There are several questions to ask yourself when buying a guitar:
Who am I buying It For?
Are you buying a guitar for a beginner, for yourself, for a moderately experienced player or for an expert?
If you are buying for a beginner, one thing you might do is to include that beginner in your decision. If the guitarist-to-be envisions him/her self a future rock star, then that beautifully made classical guitar is probably not the ticket! There are relatively inexpensive models of almost every guitar played by the stars, so have a chat--find out which guitarist has captured your beginner's fancy. Besides it is a good opportunity to spend some quality time together!
If you are buying a guitar for yourself, ask yourself what you want to do with the guitar. Do you want to eventually join a band? Are you already in a band and want to upgrade?

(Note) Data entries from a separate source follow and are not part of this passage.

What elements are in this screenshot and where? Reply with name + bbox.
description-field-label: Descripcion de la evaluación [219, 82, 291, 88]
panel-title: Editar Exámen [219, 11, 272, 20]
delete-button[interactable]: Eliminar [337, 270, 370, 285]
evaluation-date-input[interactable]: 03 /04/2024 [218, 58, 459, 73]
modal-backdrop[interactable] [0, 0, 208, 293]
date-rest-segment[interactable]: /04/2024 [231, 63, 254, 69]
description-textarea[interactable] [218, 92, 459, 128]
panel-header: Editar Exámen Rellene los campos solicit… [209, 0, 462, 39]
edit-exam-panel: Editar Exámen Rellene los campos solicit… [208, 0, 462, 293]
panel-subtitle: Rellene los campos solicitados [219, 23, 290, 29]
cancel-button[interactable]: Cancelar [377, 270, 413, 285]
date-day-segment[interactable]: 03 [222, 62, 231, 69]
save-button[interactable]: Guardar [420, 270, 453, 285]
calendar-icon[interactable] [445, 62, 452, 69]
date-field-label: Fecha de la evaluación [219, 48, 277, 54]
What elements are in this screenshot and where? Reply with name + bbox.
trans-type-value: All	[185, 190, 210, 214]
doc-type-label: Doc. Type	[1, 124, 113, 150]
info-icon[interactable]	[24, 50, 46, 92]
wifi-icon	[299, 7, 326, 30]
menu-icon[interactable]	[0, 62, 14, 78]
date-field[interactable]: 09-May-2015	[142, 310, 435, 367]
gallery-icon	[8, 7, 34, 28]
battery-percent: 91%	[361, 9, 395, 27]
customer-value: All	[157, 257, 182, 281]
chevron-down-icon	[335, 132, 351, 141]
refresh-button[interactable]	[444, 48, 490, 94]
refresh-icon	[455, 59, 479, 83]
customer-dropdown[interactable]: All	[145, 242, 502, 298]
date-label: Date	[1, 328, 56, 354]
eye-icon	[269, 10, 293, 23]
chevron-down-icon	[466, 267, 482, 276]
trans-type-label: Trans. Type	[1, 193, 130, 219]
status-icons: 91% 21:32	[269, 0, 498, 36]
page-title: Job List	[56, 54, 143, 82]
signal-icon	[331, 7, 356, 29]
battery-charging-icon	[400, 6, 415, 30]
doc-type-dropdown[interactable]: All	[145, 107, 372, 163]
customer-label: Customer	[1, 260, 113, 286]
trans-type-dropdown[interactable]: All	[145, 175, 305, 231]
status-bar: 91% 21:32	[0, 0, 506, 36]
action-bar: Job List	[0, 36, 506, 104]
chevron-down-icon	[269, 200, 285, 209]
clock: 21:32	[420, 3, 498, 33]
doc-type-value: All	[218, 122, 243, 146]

Do you want to play fun songs for your children or your students? The possibilities are endless, but your answers will in large part determine the type of guitar that you should buy.
Are you buying a guitar for an expert? This is very tricky, as most experts, and even most intermediate players tend to be EXTREMELY opinionated about their choice of a guitar. The best thing to do is to let the expert pick the guitar. A happy expert is much more satisfying than the joy of an "embarrassing" surprise!
Acoustic or Electric?
Again, this depends on what you want to do with the guitar. If you want to play soft music with little or no amplification, you want acoustic. If you want a more powerful amplified sound, electric is the way to go.
As to whether a beginner should start first on acoustic, my opinion is--NOT NECESSARILY. For one thing, an electric guitar is what most young beginners have in mind. For another,electric guitars tend to be easier to play in the beginning. Since playing the guitar is a CHOICE, you want the experience to be pleasant. On the other hand, there is nothing wrong with starting on an acoustic guitar if that is what the person wants.
How Much Can I Afford To Spend?
My general advice here is buy the best quality guitar that you can afford. In other words, it is best not to buy a cheap low quality guitar even for a beginner. A very poor quality guitar does not sound good and is harder to play. It is important for a beginning guitarist to like the way they sound. I tell parents that if I cannot make a particular guitar sound good, then what chance does the student have? Besides, you can get more trade-in or resale value with a good quality guitar.
There are, however, two sides to every question. The other side of this one is that it is probably not wise to go all out by buying-a-guitar for $3000 in the beginning. For one thing, few beginners will understand the importance of caring for such a high quality instrument. For another, as players progress, they develop very specific ideas about what they want. Also, you don't want to make your guitar teacher jealous! (just kidding--well...)
Once you have answered these questions, you are ready to go shopping!
A word about shopping: Once you have shopped the local music stores, tried out guitars, and made your decision, consider ordering from one of the online music stores. Often you can get better bargains! I have purchased virtually ALL of my equipment (drums, guitars, amps, PA system, recording equipment,etc.) from online stores. I have found them to be fair and honest and to deliver quality equipment. Plus shipping is usually free!